In the Honda Civic Sedan, however, I felt entirely at ease with a calm and confident drive. Even in this Sport version, the 17-inch wheels strike a good balance of comfort supported by a chassis that feels light and nimble.

The electro-mechanical steering is also light – it makes for ease of driving in parking and city-like environments, but is perhaps a touch too light lacking feedback for the open road. 

The engines in the Civic remain unchanged with the Sport powered by a 1.5-litre VTEC Turbo with 127kW of power with 220Nm of torque.

The delivery feels swift and sporty with acceleration figures respectably brisk for a car at this level: 0-100km/h comes in at 8.2-seconds and claimed max speed is 200km/h.

Photo: Supplied

The CVT transmission operates in a similar fashion to most modern CVT’s and is pleasantly silent for most occasions, especially cruising along on the national highway at highway speeds where it settles into a quiet waft. It’s here you can sense the lack of noise further enhanced on this revised Civic. It makes for a pleasant drive indeed.

The ride becomes less refined when you require a dose of right-foot application – it accelerates briskly enough, but its accompanied by a louder sound that stands out from the overall experience of the car.

This is about the only criticism I have for this car.
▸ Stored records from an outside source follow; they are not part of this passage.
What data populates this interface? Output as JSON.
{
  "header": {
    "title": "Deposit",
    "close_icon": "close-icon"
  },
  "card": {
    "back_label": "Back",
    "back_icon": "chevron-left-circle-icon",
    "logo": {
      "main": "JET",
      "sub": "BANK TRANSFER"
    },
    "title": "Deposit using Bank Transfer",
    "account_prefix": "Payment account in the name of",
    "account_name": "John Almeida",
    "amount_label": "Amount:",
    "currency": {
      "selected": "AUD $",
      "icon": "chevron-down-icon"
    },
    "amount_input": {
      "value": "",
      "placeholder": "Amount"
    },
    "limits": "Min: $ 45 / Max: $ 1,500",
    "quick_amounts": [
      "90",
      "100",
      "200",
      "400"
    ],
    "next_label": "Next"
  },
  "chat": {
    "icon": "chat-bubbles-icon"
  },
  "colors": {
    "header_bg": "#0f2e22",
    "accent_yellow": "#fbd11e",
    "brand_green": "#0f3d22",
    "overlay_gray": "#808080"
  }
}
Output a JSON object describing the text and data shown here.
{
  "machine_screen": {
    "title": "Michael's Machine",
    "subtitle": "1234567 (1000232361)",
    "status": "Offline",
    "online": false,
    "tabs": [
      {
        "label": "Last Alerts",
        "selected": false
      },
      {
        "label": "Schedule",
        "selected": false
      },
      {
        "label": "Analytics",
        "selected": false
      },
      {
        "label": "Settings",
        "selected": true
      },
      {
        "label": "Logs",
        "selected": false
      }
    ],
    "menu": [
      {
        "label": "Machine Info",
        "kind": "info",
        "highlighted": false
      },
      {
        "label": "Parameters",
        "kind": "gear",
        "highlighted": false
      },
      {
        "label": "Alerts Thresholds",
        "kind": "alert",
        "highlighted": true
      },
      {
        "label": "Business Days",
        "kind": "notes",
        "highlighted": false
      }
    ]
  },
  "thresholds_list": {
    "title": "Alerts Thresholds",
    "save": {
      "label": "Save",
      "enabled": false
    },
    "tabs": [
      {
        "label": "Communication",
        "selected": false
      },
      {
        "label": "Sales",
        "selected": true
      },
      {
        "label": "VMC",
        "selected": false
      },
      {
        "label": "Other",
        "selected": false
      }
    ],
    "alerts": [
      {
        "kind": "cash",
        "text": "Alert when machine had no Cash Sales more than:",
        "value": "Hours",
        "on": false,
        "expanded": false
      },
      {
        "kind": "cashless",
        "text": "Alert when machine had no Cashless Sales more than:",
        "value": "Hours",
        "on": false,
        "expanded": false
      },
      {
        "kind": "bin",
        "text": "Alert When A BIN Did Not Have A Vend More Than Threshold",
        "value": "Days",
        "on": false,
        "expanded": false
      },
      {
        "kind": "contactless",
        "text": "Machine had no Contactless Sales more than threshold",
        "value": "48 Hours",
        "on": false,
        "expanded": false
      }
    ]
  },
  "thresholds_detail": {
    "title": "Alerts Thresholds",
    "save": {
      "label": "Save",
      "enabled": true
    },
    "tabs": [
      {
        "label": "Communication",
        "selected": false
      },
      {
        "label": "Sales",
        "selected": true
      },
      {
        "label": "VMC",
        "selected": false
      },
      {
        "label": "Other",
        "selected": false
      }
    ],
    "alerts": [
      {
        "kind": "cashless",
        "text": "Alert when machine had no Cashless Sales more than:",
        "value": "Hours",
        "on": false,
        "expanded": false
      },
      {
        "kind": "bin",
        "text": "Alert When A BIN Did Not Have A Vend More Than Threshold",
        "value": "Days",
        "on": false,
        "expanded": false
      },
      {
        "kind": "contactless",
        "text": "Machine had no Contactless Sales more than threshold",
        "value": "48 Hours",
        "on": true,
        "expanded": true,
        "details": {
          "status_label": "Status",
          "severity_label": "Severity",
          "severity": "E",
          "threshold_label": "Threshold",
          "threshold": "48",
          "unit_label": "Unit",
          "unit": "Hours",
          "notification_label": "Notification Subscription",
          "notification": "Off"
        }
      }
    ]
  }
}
It’s a standout product from Honda with good build quality, practical packaging, good performance and efficiency with claimed fuel consumption of 5.9 litre/100km on the combined cycle and backed by a reputable and strong brand. 

The suffering sedan

Photo: Supplied

The issue with the Civic is that not many people are buying it. As a product it has many things in its corner as I’ve just mentioned. It’s a great car. Honda sells it with all manner of standard features — all of which I’ve mentioned above, plus keyless entry, walk-away auto locking and a comprehensive service plan.

But stacked in another corner playing against the Civic are things that are out of its control. It’s a sedan for one and South Africans, like most other global markets, is choosing the SUV over sedans at an alarming rate. It’s also a sedan that plays in perhaps the least regarded space there is within that segment. It’s a segment that is not cheap enough, for example the Toyota Corolla Quest or VW Polo Sedan.

It’s a segment that is not expensive enough to call itself “Premium” like the BMW 3-Series or C-Class.

It plays in a space where at that price level (R487 900), consumers are likely to choose an SUV alternative of which there are many very good options or a product with a badge that has more appeal.

It’s sadly why the Honda sells about 10 Civics every month (pre-lockdown) and it’s why, in my opinion, these numbers are unlikely to improve. 

Should you be considering a sedan for yourself and your family, the Civic Sedan is certainly worth a drive and an offer to purchase.